I want to know what my food is made of. I want to know who grows it. I want to know how it got into my grocery cart and how it got onto my plate. When I purchase from a local farmer or the community food co-op, I see more of this story than I ever have before. Food, Inc. excels at providing information in an amazingly non-biased fashion. It forces you, the consumer, to ask questions and demand answers to what is going on behind the closed doors. And, if you can’t get an answer, you have the choice to make a statement. The barcode scanner at the grocery store is your vote. Your vote for local and in-season. Your vote for humanely raised animal meat. Your vote for milk that is free from hormones and antibiotics. Your three-meals-a-day, hundreds-of-dollars-a-month vote for your food.

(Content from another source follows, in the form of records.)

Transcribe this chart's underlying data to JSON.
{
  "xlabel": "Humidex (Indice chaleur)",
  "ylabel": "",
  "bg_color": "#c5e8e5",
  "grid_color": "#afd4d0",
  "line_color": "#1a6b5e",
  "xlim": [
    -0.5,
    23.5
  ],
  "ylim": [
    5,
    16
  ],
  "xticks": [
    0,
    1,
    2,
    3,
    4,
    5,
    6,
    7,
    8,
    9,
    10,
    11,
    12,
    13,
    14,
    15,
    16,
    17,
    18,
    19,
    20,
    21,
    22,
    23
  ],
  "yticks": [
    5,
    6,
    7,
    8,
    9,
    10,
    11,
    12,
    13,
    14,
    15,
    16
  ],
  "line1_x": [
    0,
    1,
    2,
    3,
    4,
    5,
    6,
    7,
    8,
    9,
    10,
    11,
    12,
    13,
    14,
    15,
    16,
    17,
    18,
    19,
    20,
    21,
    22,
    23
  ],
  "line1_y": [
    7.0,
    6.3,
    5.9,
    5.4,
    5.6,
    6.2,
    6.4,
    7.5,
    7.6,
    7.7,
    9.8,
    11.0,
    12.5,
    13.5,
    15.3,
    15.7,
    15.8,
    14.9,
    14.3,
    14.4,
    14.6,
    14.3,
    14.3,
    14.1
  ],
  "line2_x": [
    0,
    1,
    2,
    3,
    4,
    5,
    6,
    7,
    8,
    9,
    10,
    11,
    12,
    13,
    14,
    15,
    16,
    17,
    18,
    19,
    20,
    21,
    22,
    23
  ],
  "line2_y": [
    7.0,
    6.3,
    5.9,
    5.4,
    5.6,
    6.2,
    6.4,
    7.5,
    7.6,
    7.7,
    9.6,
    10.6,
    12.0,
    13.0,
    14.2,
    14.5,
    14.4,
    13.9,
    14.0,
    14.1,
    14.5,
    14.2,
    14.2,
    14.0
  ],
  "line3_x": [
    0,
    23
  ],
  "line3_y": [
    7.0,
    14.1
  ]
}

Good Food 2008, 73 minutes (http://www.goodfoodthemovie.org/)
This movie made my heart skip a beat when I first heard about it while visiting Skagit River Ranch in Sedro Woolley, WA (more on the ranch later!). The words “local”, “pacific northwest”, “sustainability” and “documentary” were splashed across the poster and I knew immediately that I had to get my hands on the movie. In an effort to keep it short and sweet, let me just say it took a ludicrous act of God to get this delightful gem into my hands and I have the Whatcom County Library System to thank for my personal quest’s triumph.
Good Food tells an exquisite story of the success of local producers who are thriving in the Pacific Northwest and focuses solely on Washington, Oregon and western Idaho. The stories are incredible, the ideas and experience of the growers and farmers are unreal and the fact that it’s all happening here, right here, is truly awe-inspiring. Jacob and I are seriously considering a “Good Food Road Trip” this summer where we spend a week or two (maybe three!) visiting the markets, producers and restaurants featured in this movie. I’ll keep you posted on the planning!
If the sun is shining (or mostly shining because you can’t get too picky in Washington), you will find me outside, knee deep in the garden or tending to the beehives, but rainy days are best spent inside snuggled on the couch with my husband. And, I am finding myself drawn to movies with a purpose and a story that is so ridiculously good it must be fiction, but it’s not – it’s real life. And, one way to this women’s heart is through a hearty slice of pie, so if the story is about food, I am all ears and grumbling tummy.